There have been a lot of horrifying attempts to place the story in a modern setting over the years. It’s like people who think they’re being really clever by setting Shakespeare in the 90s or something. Making Scrooge an executive in a top firm and, in some cases, swapping his gender for no reason, is the smug result of a group of bigwigs being “progressive”. However, for the 10s that don’t work, there is normally one that does. The film that sticks out is this one. Of course, it helps that Bill Murray is the heading up the cast as he manages to bring the perfect level of smarm and cutting wit to the role.

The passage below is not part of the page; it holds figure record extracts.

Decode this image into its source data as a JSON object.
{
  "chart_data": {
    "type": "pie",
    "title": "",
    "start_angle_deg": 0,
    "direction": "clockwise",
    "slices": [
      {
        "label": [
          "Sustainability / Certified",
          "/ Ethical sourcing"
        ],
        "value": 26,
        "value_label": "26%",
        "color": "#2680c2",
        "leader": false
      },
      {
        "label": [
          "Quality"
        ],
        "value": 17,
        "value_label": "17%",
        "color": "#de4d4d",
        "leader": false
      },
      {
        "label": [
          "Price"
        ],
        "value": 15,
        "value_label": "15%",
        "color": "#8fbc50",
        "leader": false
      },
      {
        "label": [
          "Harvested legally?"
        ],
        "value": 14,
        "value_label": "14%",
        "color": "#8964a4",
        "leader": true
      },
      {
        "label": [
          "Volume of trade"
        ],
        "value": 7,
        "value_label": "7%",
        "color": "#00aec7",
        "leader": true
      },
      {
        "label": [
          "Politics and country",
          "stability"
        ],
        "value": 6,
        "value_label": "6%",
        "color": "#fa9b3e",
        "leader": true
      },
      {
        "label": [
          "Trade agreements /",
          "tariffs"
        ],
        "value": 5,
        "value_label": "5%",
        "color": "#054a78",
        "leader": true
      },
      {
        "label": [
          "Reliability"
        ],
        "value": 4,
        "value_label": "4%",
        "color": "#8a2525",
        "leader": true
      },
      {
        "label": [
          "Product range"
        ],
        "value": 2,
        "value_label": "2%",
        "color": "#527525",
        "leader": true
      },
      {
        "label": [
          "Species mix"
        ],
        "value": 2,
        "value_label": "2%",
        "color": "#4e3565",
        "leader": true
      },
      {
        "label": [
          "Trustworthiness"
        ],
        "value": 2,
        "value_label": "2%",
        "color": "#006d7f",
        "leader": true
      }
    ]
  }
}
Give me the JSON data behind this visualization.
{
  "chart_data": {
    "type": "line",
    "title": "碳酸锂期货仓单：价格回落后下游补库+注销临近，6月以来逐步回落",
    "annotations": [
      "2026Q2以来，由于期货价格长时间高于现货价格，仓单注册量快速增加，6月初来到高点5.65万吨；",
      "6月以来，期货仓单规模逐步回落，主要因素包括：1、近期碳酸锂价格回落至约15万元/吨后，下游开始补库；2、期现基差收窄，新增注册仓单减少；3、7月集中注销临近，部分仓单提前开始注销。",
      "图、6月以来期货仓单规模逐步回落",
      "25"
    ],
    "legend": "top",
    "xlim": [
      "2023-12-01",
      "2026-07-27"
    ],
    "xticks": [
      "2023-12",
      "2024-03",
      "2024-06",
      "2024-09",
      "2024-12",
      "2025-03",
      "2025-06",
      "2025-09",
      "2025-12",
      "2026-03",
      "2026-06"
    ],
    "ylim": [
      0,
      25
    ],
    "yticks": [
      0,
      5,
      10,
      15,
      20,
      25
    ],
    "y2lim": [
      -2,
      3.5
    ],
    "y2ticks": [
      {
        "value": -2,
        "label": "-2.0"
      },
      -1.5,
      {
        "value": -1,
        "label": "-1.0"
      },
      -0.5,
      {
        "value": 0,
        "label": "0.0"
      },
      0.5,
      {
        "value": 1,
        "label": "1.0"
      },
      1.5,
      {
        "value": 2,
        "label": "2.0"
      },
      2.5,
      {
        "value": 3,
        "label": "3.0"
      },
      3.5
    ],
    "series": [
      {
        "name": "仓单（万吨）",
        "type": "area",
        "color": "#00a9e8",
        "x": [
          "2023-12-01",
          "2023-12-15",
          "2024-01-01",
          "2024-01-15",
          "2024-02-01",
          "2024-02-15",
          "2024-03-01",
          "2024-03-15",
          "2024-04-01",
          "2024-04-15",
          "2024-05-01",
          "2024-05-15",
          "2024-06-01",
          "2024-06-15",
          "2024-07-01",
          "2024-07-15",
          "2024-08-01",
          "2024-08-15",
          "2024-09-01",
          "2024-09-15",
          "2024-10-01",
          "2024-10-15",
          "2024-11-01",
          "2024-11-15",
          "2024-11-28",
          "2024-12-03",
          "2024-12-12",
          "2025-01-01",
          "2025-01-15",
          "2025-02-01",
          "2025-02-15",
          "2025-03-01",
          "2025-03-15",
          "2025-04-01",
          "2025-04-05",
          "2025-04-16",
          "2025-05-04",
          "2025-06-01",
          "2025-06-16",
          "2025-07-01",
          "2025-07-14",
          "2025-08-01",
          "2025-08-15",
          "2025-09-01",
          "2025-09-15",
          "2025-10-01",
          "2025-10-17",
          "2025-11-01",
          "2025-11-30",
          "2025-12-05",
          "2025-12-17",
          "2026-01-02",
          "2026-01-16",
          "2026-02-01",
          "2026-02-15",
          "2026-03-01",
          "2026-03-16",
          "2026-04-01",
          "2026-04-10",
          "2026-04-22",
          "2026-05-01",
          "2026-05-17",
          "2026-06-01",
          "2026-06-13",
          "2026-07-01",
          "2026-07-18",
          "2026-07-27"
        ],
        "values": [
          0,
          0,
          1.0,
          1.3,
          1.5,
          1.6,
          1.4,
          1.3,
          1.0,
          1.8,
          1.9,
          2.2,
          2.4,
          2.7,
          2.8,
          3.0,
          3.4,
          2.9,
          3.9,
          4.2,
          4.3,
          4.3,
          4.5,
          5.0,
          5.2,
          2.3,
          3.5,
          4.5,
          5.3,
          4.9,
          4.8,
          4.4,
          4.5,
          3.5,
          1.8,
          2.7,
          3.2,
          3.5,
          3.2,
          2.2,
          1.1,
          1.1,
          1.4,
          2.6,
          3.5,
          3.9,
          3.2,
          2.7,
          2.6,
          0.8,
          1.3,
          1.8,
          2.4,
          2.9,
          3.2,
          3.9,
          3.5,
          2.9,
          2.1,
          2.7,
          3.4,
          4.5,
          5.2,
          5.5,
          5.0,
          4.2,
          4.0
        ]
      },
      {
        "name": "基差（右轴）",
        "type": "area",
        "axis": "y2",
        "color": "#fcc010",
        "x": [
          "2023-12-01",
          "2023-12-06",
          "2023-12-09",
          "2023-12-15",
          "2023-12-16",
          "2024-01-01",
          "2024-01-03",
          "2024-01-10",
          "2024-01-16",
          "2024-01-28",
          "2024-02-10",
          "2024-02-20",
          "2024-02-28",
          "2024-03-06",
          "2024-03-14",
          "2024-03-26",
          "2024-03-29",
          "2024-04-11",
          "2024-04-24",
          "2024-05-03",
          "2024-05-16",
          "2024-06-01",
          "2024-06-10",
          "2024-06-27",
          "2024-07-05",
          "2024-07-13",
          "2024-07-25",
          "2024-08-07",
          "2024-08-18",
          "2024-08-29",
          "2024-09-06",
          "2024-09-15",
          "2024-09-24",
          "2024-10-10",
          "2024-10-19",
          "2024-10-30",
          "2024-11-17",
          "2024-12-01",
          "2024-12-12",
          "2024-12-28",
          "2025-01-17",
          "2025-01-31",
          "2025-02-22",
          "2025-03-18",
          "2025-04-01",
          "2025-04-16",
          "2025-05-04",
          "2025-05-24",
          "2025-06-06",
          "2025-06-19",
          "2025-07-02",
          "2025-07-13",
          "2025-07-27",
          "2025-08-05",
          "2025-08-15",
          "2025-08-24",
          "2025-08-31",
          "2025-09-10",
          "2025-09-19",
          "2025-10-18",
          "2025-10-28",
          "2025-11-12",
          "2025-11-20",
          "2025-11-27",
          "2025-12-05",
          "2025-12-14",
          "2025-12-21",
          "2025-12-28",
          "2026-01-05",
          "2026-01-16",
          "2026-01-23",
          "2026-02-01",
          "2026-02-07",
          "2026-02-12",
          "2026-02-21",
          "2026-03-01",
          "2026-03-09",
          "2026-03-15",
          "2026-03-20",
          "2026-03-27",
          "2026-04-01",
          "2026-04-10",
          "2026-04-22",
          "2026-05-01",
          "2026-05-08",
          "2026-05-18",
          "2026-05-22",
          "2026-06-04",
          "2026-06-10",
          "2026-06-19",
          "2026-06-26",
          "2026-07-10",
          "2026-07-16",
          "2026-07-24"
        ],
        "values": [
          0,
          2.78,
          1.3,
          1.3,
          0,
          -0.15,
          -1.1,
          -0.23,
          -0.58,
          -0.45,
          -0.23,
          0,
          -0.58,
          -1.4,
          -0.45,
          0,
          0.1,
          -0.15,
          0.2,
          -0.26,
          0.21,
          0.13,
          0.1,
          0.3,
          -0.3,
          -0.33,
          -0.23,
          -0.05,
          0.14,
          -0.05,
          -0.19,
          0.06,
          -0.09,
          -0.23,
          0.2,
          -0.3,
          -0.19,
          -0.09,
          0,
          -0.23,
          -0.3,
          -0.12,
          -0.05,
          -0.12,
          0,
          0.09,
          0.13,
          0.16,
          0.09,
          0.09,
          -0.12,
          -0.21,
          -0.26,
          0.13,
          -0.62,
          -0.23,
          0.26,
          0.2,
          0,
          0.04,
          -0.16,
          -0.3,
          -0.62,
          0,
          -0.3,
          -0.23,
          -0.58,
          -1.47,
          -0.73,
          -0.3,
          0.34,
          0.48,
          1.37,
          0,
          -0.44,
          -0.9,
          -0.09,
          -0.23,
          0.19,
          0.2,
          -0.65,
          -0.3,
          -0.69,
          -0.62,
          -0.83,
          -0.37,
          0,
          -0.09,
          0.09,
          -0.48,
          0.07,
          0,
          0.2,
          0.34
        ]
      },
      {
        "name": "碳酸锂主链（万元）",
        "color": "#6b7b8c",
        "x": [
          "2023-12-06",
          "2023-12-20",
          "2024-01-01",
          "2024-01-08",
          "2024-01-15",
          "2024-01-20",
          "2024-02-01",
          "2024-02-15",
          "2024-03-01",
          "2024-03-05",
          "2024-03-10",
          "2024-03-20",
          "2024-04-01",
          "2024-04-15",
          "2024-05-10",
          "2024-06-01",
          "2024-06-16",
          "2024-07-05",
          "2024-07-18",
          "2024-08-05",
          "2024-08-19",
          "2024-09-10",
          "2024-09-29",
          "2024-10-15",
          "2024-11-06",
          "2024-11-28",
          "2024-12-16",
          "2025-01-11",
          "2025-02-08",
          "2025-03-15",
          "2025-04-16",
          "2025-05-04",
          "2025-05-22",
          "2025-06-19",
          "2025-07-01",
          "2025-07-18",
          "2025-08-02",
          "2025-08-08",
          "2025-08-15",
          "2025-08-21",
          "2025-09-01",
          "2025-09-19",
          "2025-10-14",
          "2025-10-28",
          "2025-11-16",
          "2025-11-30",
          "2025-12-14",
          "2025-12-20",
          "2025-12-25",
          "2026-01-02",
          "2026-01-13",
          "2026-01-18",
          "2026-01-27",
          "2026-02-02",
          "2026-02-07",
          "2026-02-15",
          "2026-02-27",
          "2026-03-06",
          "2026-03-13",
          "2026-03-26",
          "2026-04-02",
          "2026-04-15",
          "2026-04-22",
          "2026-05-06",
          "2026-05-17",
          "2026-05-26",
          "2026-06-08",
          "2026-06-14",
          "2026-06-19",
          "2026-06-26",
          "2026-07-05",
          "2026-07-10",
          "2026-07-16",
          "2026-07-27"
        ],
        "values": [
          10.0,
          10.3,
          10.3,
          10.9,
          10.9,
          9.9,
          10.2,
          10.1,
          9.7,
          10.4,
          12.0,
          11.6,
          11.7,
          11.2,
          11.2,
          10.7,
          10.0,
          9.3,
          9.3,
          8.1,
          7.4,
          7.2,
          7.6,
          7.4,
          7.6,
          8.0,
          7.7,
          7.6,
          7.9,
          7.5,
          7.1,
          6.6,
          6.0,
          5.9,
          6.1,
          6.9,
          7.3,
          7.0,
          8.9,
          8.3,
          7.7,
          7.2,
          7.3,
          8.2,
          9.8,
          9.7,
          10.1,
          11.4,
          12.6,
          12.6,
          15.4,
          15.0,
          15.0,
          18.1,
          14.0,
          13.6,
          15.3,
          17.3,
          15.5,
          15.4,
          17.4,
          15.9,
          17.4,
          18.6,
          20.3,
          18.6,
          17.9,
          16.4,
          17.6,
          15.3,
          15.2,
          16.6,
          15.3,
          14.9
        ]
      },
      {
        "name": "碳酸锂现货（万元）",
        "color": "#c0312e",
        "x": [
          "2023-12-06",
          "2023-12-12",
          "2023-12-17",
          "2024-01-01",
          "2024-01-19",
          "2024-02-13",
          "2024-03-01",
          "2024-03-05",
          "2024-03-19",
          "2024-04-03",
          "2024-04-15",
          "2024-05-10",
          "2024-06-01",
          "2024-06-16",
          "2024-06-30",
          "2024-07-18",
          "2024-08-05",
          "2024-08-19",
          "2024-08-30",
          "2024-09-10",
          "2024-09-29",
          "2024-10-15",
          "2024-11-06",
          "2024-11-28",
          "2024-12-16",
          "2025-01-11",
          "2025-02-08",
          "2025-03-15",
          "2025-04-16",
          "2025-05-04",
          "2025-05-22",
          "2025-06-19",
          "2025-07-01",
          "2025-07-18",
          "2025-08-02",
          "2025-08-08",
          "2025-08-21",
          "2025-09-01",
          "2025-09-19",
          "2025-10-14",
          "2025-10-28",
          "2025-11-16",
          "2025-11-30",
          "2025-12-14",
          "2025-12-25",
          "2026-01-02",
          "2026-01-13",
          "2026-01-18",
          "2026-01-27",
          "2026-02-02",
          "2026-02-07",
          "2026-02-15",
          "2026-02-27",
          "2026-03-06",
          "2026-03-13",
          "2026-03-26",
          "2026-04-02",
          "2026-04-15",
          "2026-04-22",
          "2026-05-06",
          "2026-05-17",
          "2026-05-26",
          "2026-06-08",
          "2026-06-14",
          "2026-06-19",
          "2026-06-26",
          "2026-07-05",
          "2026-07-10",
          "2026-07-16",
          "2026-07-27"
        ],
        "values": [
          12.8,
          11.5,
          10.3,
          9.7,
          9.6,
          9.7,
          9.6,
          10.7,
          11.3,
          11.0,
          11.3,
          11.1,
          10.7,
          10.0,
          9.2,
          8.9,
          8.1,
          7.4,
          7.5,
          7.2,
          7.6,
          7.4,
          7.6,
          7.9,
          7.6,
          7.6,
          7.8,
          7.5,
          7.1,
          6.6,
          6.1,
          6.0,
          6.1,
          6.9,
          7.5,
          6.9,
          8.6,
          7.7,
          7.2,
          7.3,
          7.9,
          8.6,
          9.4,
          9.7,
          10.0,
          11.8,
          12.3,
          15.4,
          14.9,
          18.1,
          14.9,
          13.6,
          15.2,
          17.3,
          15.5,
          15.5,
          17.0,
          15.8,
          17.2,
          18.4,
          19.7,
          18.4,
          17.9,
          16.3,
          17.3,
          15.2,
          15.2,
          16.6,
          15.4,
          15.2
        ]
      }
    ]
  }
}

Okay, so the film is a bit messy but, at the end of the day, it works. And I love the subplot of the network’s own production of A Christmas Carol. It’s the perfect distraction.
A Christmaas Carol (1951)
An oldie but a goodie. Alastair Sim is perhaps the best representation of Scrooge on screen in that he looks exactly as you’d expect the character to if he stepped out of the pages of the book. He also does one of the best jobs at realising the character. He brings a slight humour to the role. There are few, if any, who have played him better than Sim. It’s an iconic film that still impresses me for everything it achieved at that time. The way that the ghosts are realised on the screen is still amazingly ghoulish. Other older adaptations may not have aged well but I insist that this one stands up to this day.
A Christmas Carol (1999)
Again, this doesn’t exactly do anything major with the story but this is a film that is all about its leading man. P Stew is a fantastic actor and he is clearly thrilled to be playing Scrooge. Do I agree with a bald Ebeneezer? I’m not entirely sure but I think Patrick Stewart provides a fun performance. P Stew really does elevate this film to a new level and I love Richard E. Grant as Cratchit. But, I have to be honest, that this isn’t a great film. Though it does include several scenes that most adaptation don’t and I appreciate that. This film is still worth a watch.
Again, this probably isn’t the most outstanding film ever but there is something great about this musical version of the story. I started this review by describing Guy Pearce as the youngest looking Scrooge but Albert Finney was definitely one of the youngest actors to take the role (again, I’ve not looked into it too deeply). He was only 34 when he took the role but, thanks to a lot of makeup and a great performance, he managed to do a great job. I still can’t decide if I like or hate the scene that takes place in Hell towards the end but this is one of those adaptations that gets me a bit emotional. Without Finney, I’m not sure how much I’d like it but he certainly brings the role to life.
Bonus: Blackadder’s Christmas Carol (1998)
Blackadder is an incredibly clever and funny series. I know I’m in the minority but I even love the dodgy first series. Not as much, obviously, but I like how messy it is. So, it should go without saying that the Blackadder adaptation of Dickens’ Christmas tale is so wonderful. Flipping the story on its head, this shows us how a kind and caring member of the Blackadder family learns that being evil and selfish is the way to get ahead. It’s got a great cast and is really slick. It’s definitely worth a watch.